[wplug] kill QUESTION -> mount question
Michael Skowvron
skowvron at verizon.net
Fri Jun 25 09:21:13 EDT 2004
Robert E. Coutch wrote:
> Is there a way to get rid of a sleeping or zombie process other than by a
> reboot?
Generally, no. However, zombie processes consume no resources. The
zombie state is when a process has completely terminated and all
resources have been freed except the processes entry in the process
table. This is usually a very short term event, because on exit, the
process sends a signal to the parent indicating that it has terminated
and the parent processes frees the remaining resources.

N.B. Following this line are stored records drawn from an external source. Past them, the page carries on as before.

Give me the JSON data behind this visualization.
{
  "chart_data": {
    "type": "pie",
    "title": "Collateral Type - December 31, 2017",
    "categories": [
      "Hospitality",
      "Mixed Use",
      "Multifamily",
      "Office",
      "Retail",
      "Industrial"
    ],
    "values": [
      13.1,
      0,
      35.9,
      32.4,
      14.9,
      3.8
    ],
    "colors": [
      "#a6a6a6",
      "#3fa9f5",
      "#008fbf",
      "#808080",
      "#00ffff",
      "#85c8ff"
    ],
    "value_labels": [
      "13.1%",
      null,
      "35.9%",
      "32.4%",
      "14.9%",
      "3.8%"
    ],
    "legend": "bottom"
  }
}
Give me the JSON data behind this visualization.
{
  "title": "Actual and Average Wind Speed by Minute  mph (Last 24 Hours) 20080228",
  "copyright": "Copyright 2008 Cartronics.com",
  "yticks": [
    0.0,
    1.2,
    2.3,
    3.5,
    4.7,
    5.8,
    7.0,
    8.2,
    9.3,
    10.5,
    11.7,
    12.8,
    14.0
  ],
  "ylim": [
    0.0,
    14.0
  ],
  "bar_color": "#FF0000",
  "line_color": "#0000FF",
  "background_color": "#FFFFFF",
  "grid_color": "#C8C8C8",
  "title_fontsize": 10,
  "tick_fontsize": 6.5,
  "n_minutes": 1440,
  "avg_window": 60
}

If the parent process exits before the child, the child may become a
zombie on exit. A process can fork a child and specify whether to
catch or ignore the termination signal from the child. If the process
is forked, SIGCLD is _not_ ignored, and then the parent exits; you've
created a zombie.
Any way you look at it, it's a bug in the parent process. If the
process was supposed to terminate before the child and didn't specify
ignoring the SIGCLD -- it's a bug. Otherwise, the parent must have
exited abmormally which would also be a bug.
You can ignore zombie processes as long as you want. They consume no
resources other than the few bytes that are left in the process table.
They cannot be scheduled, so they cannot consume any CPU.
Perpetually sleeping processes are often caused by bugs in the kernel.
A sleeping prcesses is awaiting for some action to happen in the
kernel before it can proceed. Your kill signal gets posted alright,
but the signal isn't seen by the process until it exits a kernel wait
state. Since it's stuck in the kernel wait state it can never see the
signal and can't be killed.
You have to reboot to clear this condition. Not rebooting may also
lead to even more processes getting stuck.